Je ne saisirai pas la presse, mon pays va déjà mal, et je ne veux pas que le secteur de la Culture soit entaché.

 

En plus les éditeurs sérieux (Barzakh, Apic, Dalimen, et d’autres) risquent d’être assimilés à cet éditeur qui se livre à des voies de fait sur son auteur.

 

Nombreux sont les anomalies et les contentieux qui ont eu lieu et que les auteurs et les éditeurs n’ont pas fait connaître. Tout est souterrain dans l’édition (livre, musique, art,...).

 

Je souhaite que ce regrettable incident servira à assainir notre champ Culturel.

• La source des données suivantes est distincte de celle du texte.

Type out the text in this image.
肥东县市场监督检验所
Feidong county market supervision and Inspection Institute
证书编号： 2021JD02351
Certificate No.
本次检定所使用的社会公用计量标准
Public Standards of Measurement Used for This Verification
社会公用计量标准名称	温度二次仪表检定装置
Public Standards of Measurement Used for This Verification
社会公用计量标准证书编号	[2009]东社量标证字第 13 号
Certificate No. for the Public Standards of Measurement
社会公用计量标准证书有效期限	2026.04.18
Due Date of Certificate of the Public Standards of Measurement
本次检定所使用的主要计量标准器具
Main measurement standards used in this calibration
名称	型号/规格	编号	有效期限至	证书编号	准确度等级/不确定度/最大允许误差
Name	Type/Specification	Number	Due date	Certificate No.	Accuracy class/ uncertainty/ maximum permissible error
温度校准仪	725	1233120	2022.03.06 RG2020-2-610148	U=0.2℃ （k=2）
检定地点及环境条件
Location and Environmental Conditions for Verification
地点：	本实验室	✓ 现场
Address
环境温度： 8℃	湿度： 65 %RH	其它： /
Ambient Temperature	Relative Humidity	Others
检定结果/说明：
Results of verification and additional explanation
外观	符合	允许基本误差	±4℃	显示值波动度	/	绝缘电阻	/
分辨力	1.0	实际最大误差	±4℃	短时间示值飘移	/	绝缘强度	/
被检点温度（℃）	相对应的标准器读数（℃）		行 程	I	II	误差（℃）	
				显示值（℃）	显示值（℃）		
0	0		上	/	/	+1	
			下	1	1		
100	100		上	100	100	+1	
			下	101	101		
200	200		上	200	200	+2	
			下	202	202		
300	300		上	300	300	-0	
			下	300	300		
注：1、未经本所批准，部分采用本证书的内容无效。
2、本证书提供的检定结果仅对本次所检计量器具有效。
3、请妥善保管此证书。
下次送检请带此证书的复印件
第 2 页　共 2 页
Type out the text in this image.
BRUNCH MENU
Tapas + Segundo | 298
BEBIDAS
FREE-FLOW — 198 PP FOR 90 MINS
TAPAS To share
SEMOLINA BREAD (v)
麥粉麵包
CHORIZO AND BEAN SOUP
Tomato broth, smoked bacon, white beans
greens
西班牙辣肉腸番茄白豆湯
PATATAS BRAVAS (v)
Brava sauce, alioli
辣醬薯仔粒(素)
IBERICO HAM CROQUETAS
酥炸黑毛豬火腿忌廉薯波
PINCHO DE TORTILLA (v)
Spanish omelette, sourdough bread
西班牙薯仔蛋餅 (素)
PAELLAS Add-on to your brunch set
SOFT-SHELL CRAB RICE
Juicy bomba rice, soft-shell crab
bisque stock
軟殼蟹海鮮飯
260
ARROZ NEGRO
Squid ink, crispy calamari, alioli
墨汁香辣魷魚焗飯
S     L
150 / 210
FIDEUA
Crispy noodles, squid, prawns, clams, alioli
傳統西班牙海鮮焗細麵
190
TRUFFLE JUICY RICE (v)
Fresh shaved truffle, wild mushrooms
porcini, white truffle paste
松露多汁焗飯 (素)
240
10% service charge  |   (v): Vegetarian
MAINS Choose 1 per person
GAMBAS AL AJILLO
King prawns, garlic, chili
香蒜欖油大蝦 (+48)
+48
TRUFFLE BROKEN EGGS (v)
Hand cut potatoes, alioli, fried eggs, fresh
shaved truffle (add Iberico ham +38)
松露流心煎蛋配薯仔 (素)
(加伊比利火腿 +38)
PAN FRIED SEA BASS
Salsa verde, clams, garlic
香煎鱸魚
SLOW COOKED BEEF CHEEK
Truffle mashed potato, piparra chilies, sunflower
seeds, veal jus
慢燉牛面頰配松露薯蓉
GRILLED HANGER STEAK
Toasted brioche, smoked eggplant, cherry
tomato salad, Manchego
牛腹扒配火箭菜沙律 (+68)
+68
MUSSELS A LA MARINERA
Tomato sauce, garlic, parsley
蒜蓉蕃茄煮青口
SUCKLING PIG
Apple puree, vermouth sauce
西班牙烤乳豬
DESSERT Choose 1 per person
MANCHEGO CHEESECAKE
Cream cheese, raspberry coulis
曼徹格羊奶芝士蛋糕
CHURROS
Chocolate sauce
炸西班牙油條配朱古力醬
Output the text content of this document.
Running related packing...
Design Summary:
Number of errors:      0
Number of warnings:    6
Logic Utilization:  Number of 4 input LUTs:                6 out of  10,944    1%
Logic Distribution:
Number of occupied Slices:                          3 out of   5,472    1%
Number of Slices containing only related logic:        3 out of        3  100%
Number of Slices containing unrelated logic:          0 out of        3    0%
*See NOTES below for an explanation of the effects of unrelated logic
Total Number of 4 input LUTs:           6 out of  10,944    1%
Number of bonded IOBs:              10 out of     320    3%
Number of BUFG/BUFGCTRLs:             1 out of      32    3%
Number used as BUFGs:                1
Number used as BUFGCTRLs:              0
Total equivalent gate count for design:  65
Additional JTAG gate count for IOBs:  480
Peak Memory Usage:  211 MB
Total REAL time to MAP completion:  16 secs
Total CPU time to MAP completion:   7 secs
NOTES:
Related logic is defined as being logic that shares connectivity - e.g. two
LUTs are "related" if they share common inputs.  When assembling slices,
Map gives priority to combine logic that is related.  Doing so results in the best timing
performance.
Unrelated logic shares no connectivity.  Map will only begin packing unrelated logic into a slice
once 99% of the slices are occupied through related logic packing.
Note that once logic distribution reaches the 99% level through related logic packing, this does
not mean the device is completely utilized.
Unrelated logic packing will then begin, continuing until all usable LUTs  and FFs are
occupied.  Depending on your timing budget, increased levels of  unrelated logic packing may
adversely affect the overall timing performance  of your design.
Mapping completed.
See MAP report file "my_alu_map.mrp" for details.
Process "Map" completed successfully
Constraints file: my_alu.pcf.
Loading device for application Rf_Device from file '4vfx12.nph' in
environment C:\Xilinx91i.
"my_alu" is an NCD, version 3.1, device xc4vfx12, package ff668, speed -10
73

Le minimum à envisager, c’est la création d’un syndicat représentatif fort ou d’un Ordre des éditeurs qui promulguerait des normes, une charte de bonne conduite et de respect des auteurs. Quant à l’Union des Ecrivains, elle ferait œuvre utile en se manifestant ne serait-ce que pour faire appliquer la pédagogie des bonnes manières.

 

En attendant, je n’écrirai plus, hélas ! Vous ne m’entendrez plus. Je ne serai plus avec vous.

 

"Quand elle n’a plus de poètes, la tribu disparaît"

 

Cordialement,

 

Abderrahmane Zakad (Alger le 8.02.2010)

 

 

Da abdrahmane s’est fait tabassé par  le directeur des éditions  au nom combien révélateur !   « mille feuille » je suis certain qu’on donnant ce nom à sa boite, il a plus pensé au gâteau qui porte le même nom qu’aux nobles feuilles d’un roman.